Students with Disabilities
If you are a student with a disability or disabling condition, or if you think you may have a disability, please contact USF Student Disability Services (SDS) at (415) 422-2613 within the first week of class, or immediately upon onset of disability, to speak with a disability specialist. If you are determined eligible for reasonable accommodations, please provide me with your SDS Verified Individualized Services and Accommodations (VISA) form, and we will discus your needs for this course. For more information, please visit: http://www.usfca.edu/sds or call (415) 422-2613.
I would like to hear from anyone who has a disability which may require seating modifications or testing accommodations or accommodations of other class requirements, so that appropriate arrangements may be made. Please contact me during my office hours or make an appointment.

Learning Objectives
      Upon successful completion of this course, you should be able analyze the running time and space requirements for complex algorithms, both recursive and iterative. You will understand a variety of fundamental computer science algorithms, and be able to modify them to solve related problems.
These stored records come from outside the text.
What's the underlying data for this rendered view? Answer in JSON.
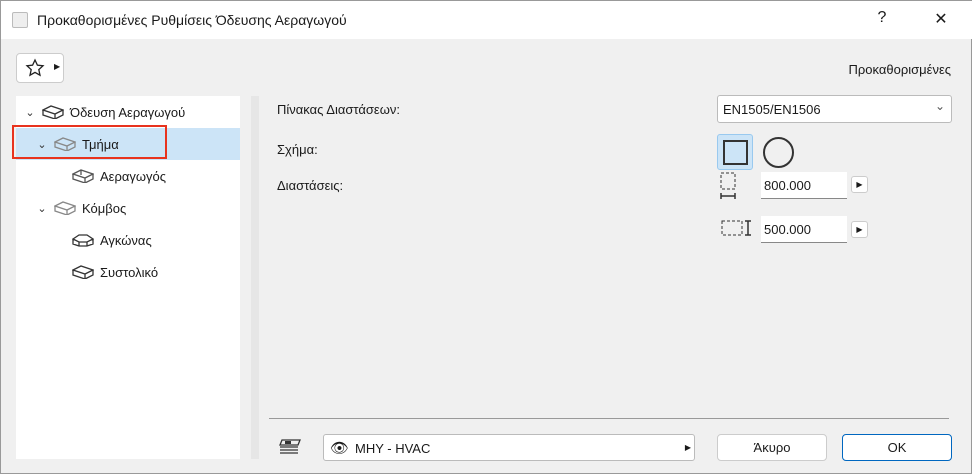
{
  "window": {
    "title": "Προκαθορισμένες Ρυθμίσεις Όδευσης Αεραγωγού",
    "help": "?",
    "close": "✕"
  },
  "header": {
    "favorites_icon": "star-icon",
    "preset_label": "Προκαθορισμένες"
  },
  "tree": [
    {
      "label": "Όδευση Αεραγωγού",
      "level": 0,
      "expanded": true
    },
    {
      "label": "Τμήμα",
      "level": 1,
      "expanded": true,
      "selected": true
    },
    {
      "label": "Αεραγωγός",
      "level": 2
    },
    {
      "label": "Κόμβος",
      "level": 1,
      "expanded": true
    },
    {
      "label": "Αγκώνας",
      "level": 2
    },
    {
      "label": "Συστολικό",
      "level": 2
    }
  ],
  "settings": {
    "table_label": "Πίνακας Διαστάσεων:",
    "table_value": "EN1505/EN1506",
    "shape_label": "Σχήμα:",
    "shape_selected": "rectangle",
    "dims_label": "Διαστάσεις:",
    "width_value": "800.000",
    "height_value": "500.000"
  },
  "footer": {
    "layer_value": "MHY - HVAC",
    "cancel": "Άκυρο",
    "ok": "OK"
  },
  "colors": {
    "selection": "#cce4f7",
    "highlight_box": "#e8331e"
  }
}
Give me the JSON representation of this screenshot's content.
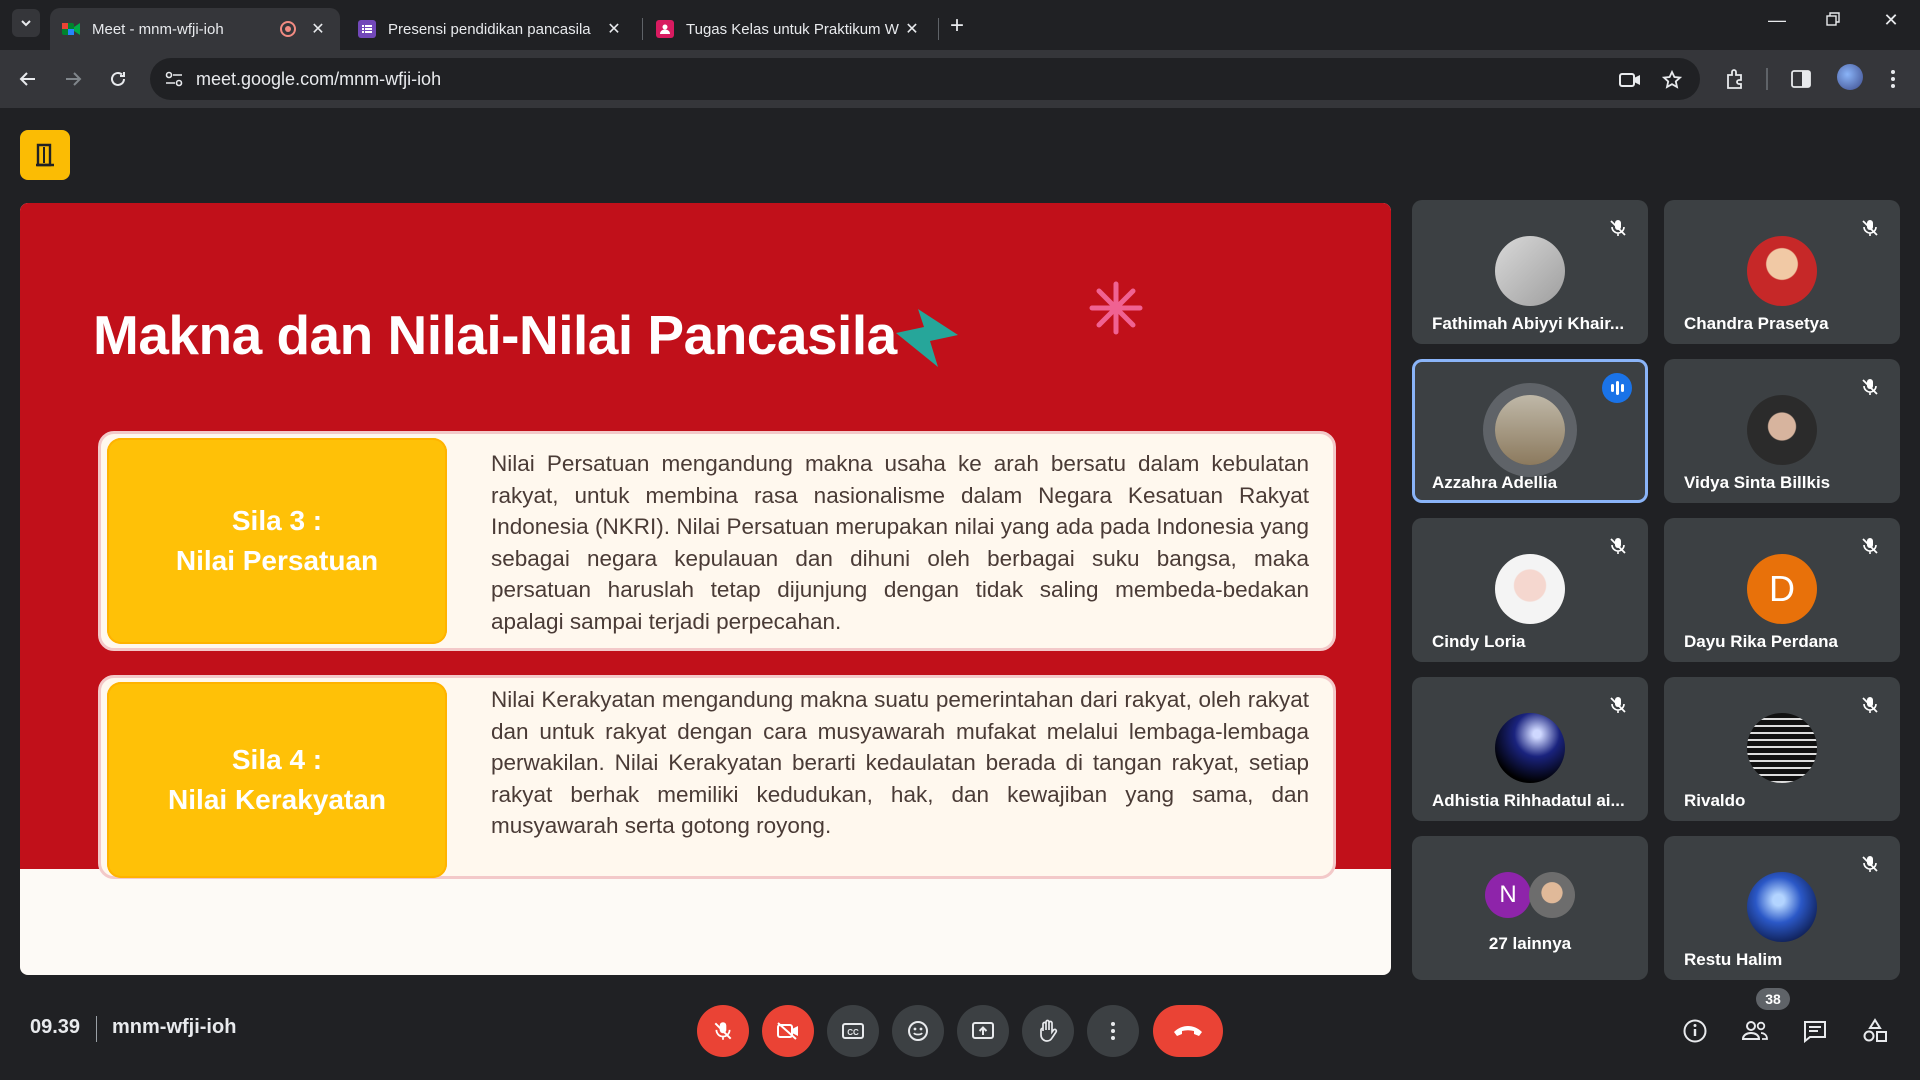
{
  "browser": {
    "tabs": [
      {
        "title": "Meet - mnm-wfji-ioh",
        "active": true,
        "recording": true
      },
      {
        "title": "Presensi pendidikan pancasila",
        "active": false
      },
      {
        "title": "Tugas Kelas untuk Praktikum W",
        "active": false
      }
    ],
    "url": "meet.google.com/mnm-wfji-ioh"
  },
  "slide": {
    "title": "Makna dan Nilai-Nilai Pancasila",
    "cards": [
      {
        "label_line1": "Sila 3 :",
        "label_line2": "Nilai Persatuan",
        "text": "Nilai Persatuan mengandung makna usaha ke arah bersatu dalam kebulatan rakyat, untuk membina rasa nasionalisme dalam Negara Kesatuan Rakyat Indonesia (NKRI). Nilai Persatuan merupakan nilai yang ada pada Indonesia yang sebagai negara kepulauan dan dihuni oleh berbagai suku bangsa, maka persatuan haruslah tetap dijunjung dengan tidak saling membeda-bedakan apalagi sampai terjadi perpecahan."
      },
      {
        "label_line1": "Sila 4 :",
        "label_line2": "Nilai Kerakyatan",
        "text": "Nilai Kerakyatan mengandung makna suatu pemerintahan dari rakyat, oleh rakyat dan untuk rakyat dengan cara musyawarah mufakat melalui lembaga-lembaga perwakilan. Nilai Kerakyatan berarti kedaulatan berada di tangan rakyat, setiap rakyat berhak memiliki kedudukan, hak, dan kewajiban yang sama, dan musyawarah serta gotong royong."
      }
    ]
  },
  "participants": [
    {
      "name": "Fathimah Abiyyi Khair...",
      "muted": true
    },
    {
      "name": "Chandra Prasetya",
      "muted": true
    },
    {
      "name": "Azzahra Adellia",
      "speaking": true
    },
    {
      "name": "Vidya Sinta Billkis",
      "muted": true
    },
    {
      "name": "Cindy Loria",
      "muted": true
    },
    {
      "name": "Dayu Rika Perdana",
      "muted": true,
      "initial": "D"
    },
    {
      "name": "Adhistia Rihhadatul ai...",
      "muted": true
    },
    {
      "name": "Rivaldo",
      "muted": true
    },
    {
      "name": "27 lainnya",
      "initial": "N"
    },
    {
      "name": "Restu Halim",
      "muted": true
    }
  ],
  "meeting": {
    "time": "09.39",
    "code": "mnm-wfji-ioh",
    "people_count": "38"
  },
  "colors": {
    "slide_red": "#c1101a",
    "label_yellow": "#ffc107",
    "end_call": "#ea4335",
    "speaking_blue": "#8ab4f8"
  }
}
Most importantly, you will improve your "algorithmic thinking" skills, and be better able to create novel algorithms for new problems.

Tentative Course Outline

The following is subject to change, given the interests/knowledge of the students

Algorithm Basics
Mathematical Foundations
    O(), Ω(), o(), ω() Θ()
    Recurrence Relations
    Proof Techniques
Randomized Algorithms
Sorting & Selection
    Heapsort, Quicksort, Randomized Quicksort, Mergesort
    Selection Problem
         O(n lg n) Quicksort (worst case)
    sub-O(n lg n) sorting
        counting sorts, radix sort, bucket sort
Modifying Data Structures
    Read/Black Trees & Interval Trees
    Leftest Heaps
    Fibonacci Heaps
Dynamic Programming
    Relation to Divide and Conquer
    Fibonacci Numbers
    Matrix Chain Multiplication
    Longest Common Subsequence
    Polygon Triangulation
Greedy Algorithms
    Huffman Codes
    Proving Correctness
Amortized Analysis
    Basic Concepts
    Aggregate method
    Accounting method
    Potential Method
Graph Algorithms
    Graph representations
    BFS / DFS
    Spanning Trees
    Shortest Path
    Maximum Flow
Other Topics (Time permitting)
    String Matching
    RSA & Encription
    Computational Geometry
    Approximation Algorithms